Functionally, the AC power system works fine either way (panel bond or genset bond, or even bonded in both places). The reason this is not usually done is because NEC (national electric code) does not allow the green wire to carry normal current--Only current if there is a short circuit. And second, the whole issue of GFI (ground fault interrupter) outlets. If you have a GFI outlet on the generator and tie N+G in side the genset/inverter and carry H+N+G to the AC panel which is also N+G bonded--The genset/inverter GFI outlet will usually trip (because N and G are in parallel and sharing current flow--Which looks like a ground fault to the GFI).

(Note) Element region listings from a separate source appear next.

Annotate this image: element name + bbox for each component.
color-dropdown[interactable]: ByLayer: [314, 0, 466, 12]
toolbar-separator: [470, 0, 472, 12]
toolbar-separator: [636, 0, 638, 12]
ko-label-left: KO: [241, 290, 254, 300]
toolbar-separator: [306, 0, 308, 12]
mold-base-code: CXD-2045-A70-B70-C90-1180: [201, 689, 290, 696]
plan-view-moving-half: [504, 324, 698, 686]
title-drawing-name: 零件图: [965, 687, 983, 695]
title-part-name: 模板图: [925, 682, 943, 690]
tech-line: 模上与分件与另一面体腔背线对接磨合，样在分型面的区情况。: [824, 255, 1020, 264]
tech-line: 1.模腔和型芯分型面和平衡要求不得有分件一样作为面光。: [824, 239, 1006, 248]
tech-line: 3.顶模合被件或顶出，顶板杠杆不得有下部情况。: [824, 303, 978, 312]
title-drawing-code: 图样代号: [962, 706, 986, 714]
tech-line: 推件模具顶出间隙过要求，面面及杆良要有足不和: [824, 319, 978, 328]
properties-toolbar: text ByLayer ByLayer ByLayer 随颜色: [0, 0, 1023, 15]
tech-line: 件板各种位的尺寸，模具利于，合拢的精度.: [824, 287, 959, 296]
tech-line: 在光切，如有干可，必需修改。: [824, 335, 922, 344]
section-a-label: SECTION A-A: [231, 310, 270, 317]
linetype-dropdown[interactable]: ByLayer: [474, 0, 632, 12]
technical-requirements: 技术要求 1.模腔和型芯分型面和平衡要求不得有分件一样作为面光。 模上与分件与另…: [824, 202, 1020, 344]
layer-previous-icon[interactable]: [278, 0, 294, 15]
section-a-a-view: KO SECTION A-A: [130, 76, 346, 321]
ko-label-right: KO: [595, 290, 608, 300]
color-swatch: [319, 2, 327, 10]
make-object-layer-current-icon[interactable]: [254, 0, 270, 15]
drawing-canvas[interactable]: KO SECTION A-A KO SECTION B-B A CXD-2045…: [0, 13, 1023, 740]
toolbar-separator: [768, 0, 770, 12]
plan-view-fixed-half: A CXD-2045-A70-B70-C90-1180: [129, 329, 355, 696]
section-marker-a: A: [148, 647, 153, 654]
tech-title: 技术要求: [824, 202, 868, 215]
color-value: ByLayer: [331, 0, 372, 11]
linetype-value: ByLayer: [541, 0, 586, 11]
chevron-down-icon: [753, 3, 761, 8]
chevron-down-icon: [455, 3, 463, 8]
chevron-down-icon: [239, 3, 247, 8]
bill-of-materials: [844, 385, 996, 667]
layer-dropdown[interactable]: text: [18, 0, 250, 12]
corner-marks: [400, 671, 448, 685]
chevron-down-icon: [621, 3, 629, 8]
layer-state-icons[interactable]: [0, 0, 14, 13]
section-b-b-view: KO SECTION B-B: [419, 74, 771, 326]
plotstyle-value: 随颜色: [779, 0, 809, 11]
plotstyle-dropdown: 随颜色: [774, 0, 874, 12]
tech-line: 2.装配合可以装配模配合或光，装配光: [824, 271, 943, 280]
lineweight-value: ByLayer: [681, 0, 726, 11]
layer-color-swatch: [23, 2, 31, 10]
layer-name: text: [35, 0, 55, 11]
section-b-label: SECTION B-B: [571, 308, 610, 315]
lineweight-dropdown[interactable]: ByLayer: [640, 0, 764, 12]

After I have typed all of the above... The short answer is "it will work" with the dryer plug (3 or 4 prong). Just a "safety" issue with "suicide" plug on genset/inverter side.
Longer term, if you installed a manual transfer switch or even a simple relay transfer switch--You could have two normal blade plugs--One for genset and one for AC inverter--And not do the "suicide plug" anywhere.,
https://www.solar-electric.com/search/?q=transfer+switch (transfer switches)
Use a manual transfer switch, or a relay type (for example, AC inverter connected to "default/AC mains" input, and genset connected to GEN input--AC inverter connected normally, and switches over to the generator when generator is running).
If you only have one power source at a time on your system... You could use normal "blade plug" on the cabin input, and a normal "socket plug" on the genset/inverter/extension cord and do away with the whole "suicide plug/cord".
If you ever plan on using a 120/240 VAC electric dryer with a larger genset (typically 6 kWatt or larger)--You would want a separate circuit from the genset to the main panel, so you can run the dryer too.
You would only "revisit" the cabin "blade" plug if you added another source of power (bring utility power to the cabin, want backup generator + AC inverter power sources always connected)... Then a transfer switch or suicide plug decision would be needed.
If/when you purchase a new AC inverter--You can look at the more sophisticated models that have a Genset input and their own internal transfer switch... As well as AC Battery charging, Generator Support (AC inverter "shares" heavy loads with small genset--Pretty nifty), or even Grid Tied (hybrid) Inverter if you ever get Grid Power and want to "sell" excess energy back to the utility (GT may or may not be legal with your utility).